State regulators got an earful Tuesday night from purchasers who vented their frustration and anger with Central Maine Power Co. Over its billing and customer support practices.
CMP customers informed the Maine Public Utilities Commission that their bills doubled or tripled after a brand new billing system become set up extra than 18 months in the past. They got no clean answers when they sought an explanation from the electricity distribution corporation, which serves southern and vital Maine.
“CMP is the simplest bill I pay that I don’t know what I pay for,” said Heather Payson of Cape Elizabeth. “The lack of transparency could be very frustrating.” Many said that the software hadn’t earned the feed boom it’s miles seeking. The organization has filed to get a fee hike of approximately $46 million, or greater than 10 percent.

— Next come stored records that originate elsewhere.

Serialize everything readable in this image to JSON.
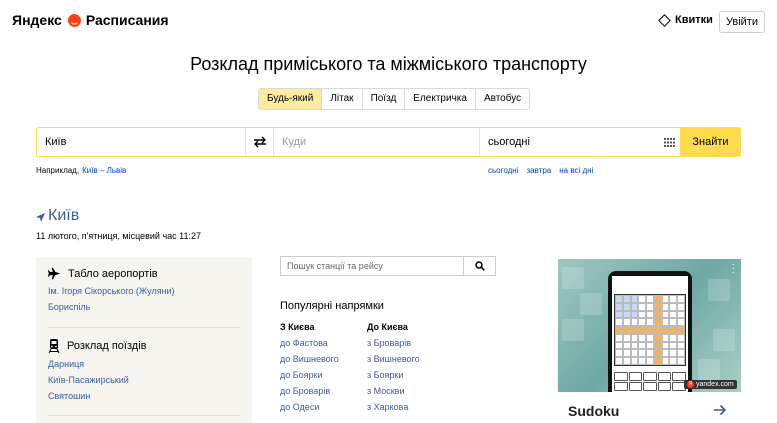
{
  "header": {
    "logo_brand": "Яндекс",
    "logo_product": "Расписания",
    "tickets_label": "Квитки",
    "login_label": "Увійти"
  },
  "title": "Розклад приміського та міжміського транспорту",
  "transport_tabs": [
    {
      "label": "Будь-який",
      "active": true
    },
    {
      "label": "Літак",
      "active": false
    },
    {
      "label": "Поїзд",
      "active": false
    },
    {
      "label": "Електричка",
      "active": false
    },
    {
      "label": "Автобус",
      "active": false
    }
  ],
  "search": {
    "from_value": "Київ",
    "to_placeholder": "Куди",
    "date_value": "сьогодні",
    "find_label": "Знайти"
  },
  "example": {
    "prefix": "Наприклад,",
    "link": "Київ – Львів"
  },
  "date_links": [
    "сьогодні",
    "завтра",
    "на всі дні"
  ],
  "city": {
    "name": "Київ",
    "datetime": "11 лютого, п'ятниця, місцевий час 11:27"
  },
  "airports": {
    "title": "Табло аеропортів",
    "items": [
      "Ім. Ігоря Сікорського (Жуляни)",
      "Бориспіль"
    ]
  },
  "trains": {
    "title": "Розклад поїздів",
    "items": [
      "Дарниця",
      "Київ-Пасажирський",
      "Святошин"
    ]
  },
  "station_search": {
    "placeholder": "Пошук станції та рейсу"
  },
  "popular": {
    "title": "Популярні напрямки",
    "from_head": "З Києва",
    "from_items": [
      "до Фастова",
      "до Вишневого",
      "до Боярки",
      "до Броварів",
      "до Одеси"
    ],
    "to_head": "До Києва",
    "to_items": [
      "з Броварів",
      "з Вишневого",
      "з Боярки",
      "з Москви",
      "з Харкова"
    ]
  },
  "ad": {
    "title": "Sudoku",
    "badge": "yandex.com",
    "badge_letter": "Я"
  },
  "colors": {
    "accent_yellow": "#ffdb4d",
    "active_tab": "#ffeba0",
    "link_blue": "#3a5ba0",
    "panel_bg": "#f5f4ef"
  }
}
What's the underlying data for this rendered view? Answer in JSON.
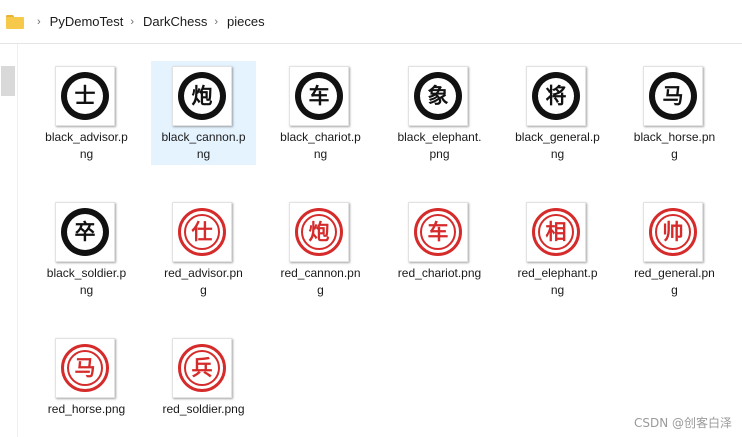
{
  "breadcrumb": {
    "items": [
      "PyDemoTest",
      "DarkChess",
      "pieces"
    ],
    "separator": "›",
    "folder_icon": "folder-icon"
  },
  "files": [
    {
      "name_line1": "black_advisor.p",
      "name_line2": "ng",
      "glyph": "士",
      "color": "black",
      "selected": false
    },
    {
      "name_line1": "black_cannon.p",
      "name_line2": "ng",
      "glyph": "炮",
      "color": "black",
      "selected": true
    },
    {
      "name_line1": "black_chariot.p",
      "name_line2": "ng",
      "glyph": "车",
      "color": "black",
      "selected": false
    },
    {
      "name_line1": "black_elephant.",
      "name_line2": "png",
      "glyph": "象",
      "color": "black",
      "selected": false
    },
    {
      "name_line1": "black_general.p",
      "name_line2": "ng",
      "glyph": "将",
      "color": "black",
      "selected": false
    },
    {
      "name_line1": "black_horse.pn",
      "name_line2": "g",
      "glyph": "马",
      "color": "black",
      "selected": false
    },
    {
      "name_line1": "black_soldier.p",
      "name_line2": "ng",
      "glyph": "卒",
      "color": "black",
      "selected": false
    },
    {
      "name_line1": "red_advisor.pn",
      "name_line2": "g",
      "glyph": "仕",
      "color": "red",
      "selected": false
    },
    {
      "name_line1": "red_cannon.pn",
      "name_line2": "g",
      "glyph": "炮",
      "color": "red",
      "selected": false
    },
    {
      "name_line1": "red_chariot.png",
      "name_line2": "",
      "glyph": "车",
      "color": "red",
      "selected": false
    },
    {
      "name_line1": "red_elephant.p",
      "name_line2": "ng",
      "glyph": "相",
      "color": "red",
      "selected": false
    },
    {
      "name_line1": "red_general.pn",
      "name_line2": "g",
      "glyph": "帅",
      "color": "red",
      "selected": false
    },
    {
      "name_line1": "red_horse.png",
      "name_line2": "",
      "glyph": "马",
      "color": "red",
      "selected": false
    },
    {
      "name_line1": "red_soldier.png",
      "name_line2": "",
      "glyph": "兵",
      "color": "red",
      "selected": false
    }
  ],
  "watermark": "CSDN @创客白泽",
  "colors": {
    "selection": "#e5f3ff",
    "red_piece": "#d62b2b",
    "black_piece": "#111111"
  }
}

Tuesday’s hearing at the Portland campus of the University of Southern Maine changed into the primary of 3. The PUC will keep getting input from the public. The PUC investigates CMP’s coping with a switchover to a brand new billing machine extra than 18 months ago that, thousands of clients said, ended in sharply higher payments.
The PUC also calls into how CMP’s customer service team of workers handled court cases and questions over those payments. Many of the speakers on Tuesday said it fell short.
Some said they were promised call-backs that never got here; others stated it often took as long as an hour at the telephone on-hold earlier than they could get via to someone. “Their customer support is horrific,” stated Michael Adams of Windham. “I don’t see myself as a patron or a ratepayer – I’m a victim.”
Others stated that no matter the motive for the problems, the PUC needs to turn down the requested fee hike.
“There’s glaringly something wrong, billing-sensible or meter-clever,” said Tasha Dolce of Alfred. “Your arms may be as responsible as theirs if you permit it.” The new chairman of the PUC said regulators are as worried as CMP clients about the company’s billing practices and how it treated callers in search of answers. “We share the issues of clients who are upset with the response of CMP,” Phil Bartlett stated.
Last month, a Portland Press Herald investigation discovered that CMP bungled the rollout of the brand new billing machine, mismanaged purchaser responses, and misled the public about the scope of the issues. At one point, CMP had despatched out greater than 100,000 faulty bills. A few months after the new billing machine was released, 97,000 clients received bills that have been 50 percent or higher than the equal three-month duration a yr earlier.
The Press Herald reporting discovered that CMP and its figure organization had taken shortcuts on testing and skirted industry fine practices with the release of its SmartCare billing gadget. The ensuing complaints have brought on three separate investigations and a lawsuit. On Tuesday, some blamed CMP’s “smart meters,” which the enterprise has established and can be studied remotely instead of having to ship meter-readers out to gather usage records for billing. Adams, the Windham client, stated he had CMP update his meter with an older analog meter, and his usage and bills have reverted to what they had been earlier than the smart meter become established.
Many speakers at the listening to stated the troubles display that CMP doesn’t deserve a rate hike. The PUC workforce has advocated that the fee reduces approximately $30 million from the asked increase, which includes a discount of CMP’s annual earnings of approximately $four million to $6 million to stay in the area until the utility meets the customer support requirements. The business enterprise said it is seeking a price hike because of growing working prices and enhancing CMP’s distribution system’s reliability.
Bartlett stated hearings like Tuesday’s are “crucial” to collecting records for the research and the price hike request. The PUC is anticipated to rule on the rate hike in October and finish its research on customer service and billing issues later this yr. Before the hearing, members of the Maine Small Business Coalition known as on the PUC to revoke CMP’s license and force the sale of the software to any other business enterprise or turn it into a consumer-owned operation. “CMP has were given to head,” stated country Rep. Seth Berry, D-Bowdoinham. Berry has been a vocal critic of the corporation and submitted regulation to distribute power in southern and vital Maine taken over through a customer-owned application. That invoice has been sure over for a similar examination.
Bartlett said the PUC would request proposals for consultants to help with the look. The record to the Legislature is due in February. Rob DuPaul, a contractor from Sanford, stated sharply higher electric bills contributed to his financial disaster. CMP advised that inefficient appliances, cold climate, or someone stealing electricity brought on the better payments, but DuPaul stated none of those changed into valid for bills that nearly tripled the winter earlier than closing.